Some facilitywide examples of these difficult conditions are discussed in the Department of Health and Human Services’ (HHS’s) Sustainable and Climate Resilient Health Care Facilities Initiative (SCRHCFI) and SCRHCFI Best Practices Guide Toolkit for Vulnerability Assessments.

The health care field recognizes that much or perhaps all of the high-technology equipment discussed within the accompanying article requires both reliable and resilient power delivery and reliable and resilient network connectivity.

The recent American Society for Health Care Engineering monograph entitled “Roadmap to Resiliency,” discusses many hospital failures in detail and identifies common issues such as failures of parts, maintaining emergency power equipment without disabling the system, the need for keeping water out of both equipment spaces and wiring, and the importance of remote equipment monitoring and notifications. 

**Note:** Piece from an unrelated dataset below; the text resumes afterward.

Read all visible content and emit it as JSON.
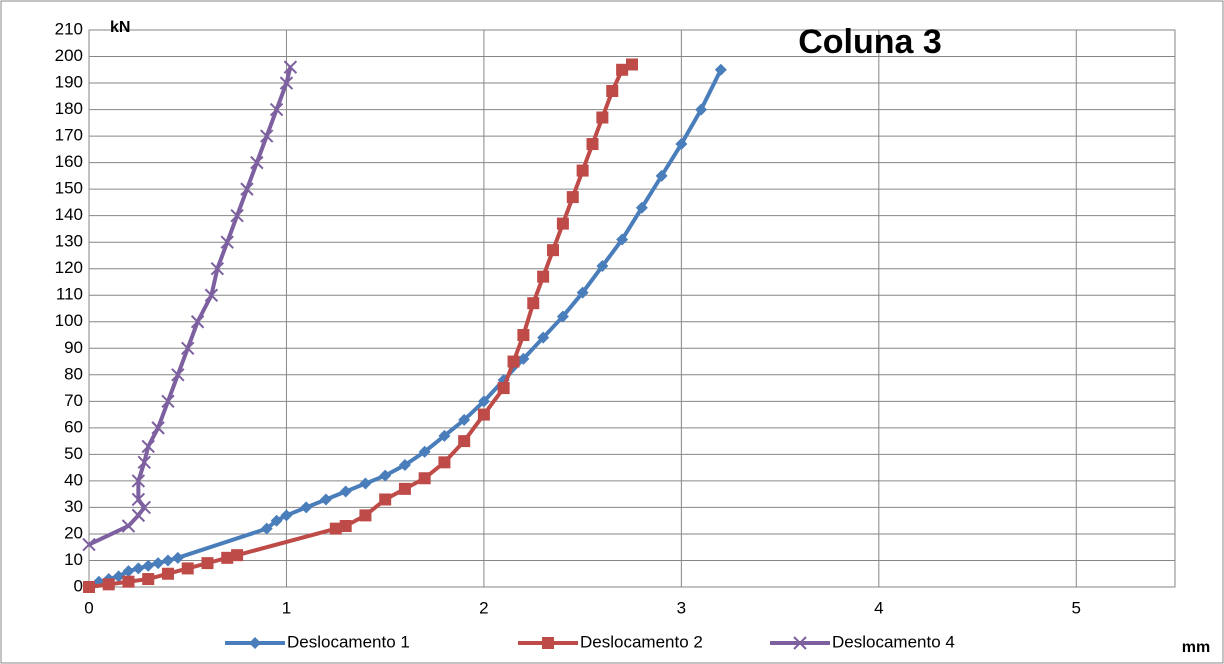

Another HHS publication, the 2014 Primary Protection: Enhancing Health Care Resilience for a Changing Climate, discusses critical infrastructures including assets, systems and networks, both physical and virtual — including information systems.

It states, among many other important issues, “The emergency power supply system is probably the most critical element of a health care system. Together with fuel supply and storage facilities, this system enables all the other hospital installations and equipment that have not sustained direct physical damage to function normally in any disaster. As the nature of diagnosis and treatment becomes more dependent on computers, monitors, and other electrical equipment, the need for emergency power will continue to grow.”

These are the bases for projecting an increase in emergency power usage moving forward as broadly distributed high-technology components become more pervasive and, yes, more critical to patient care.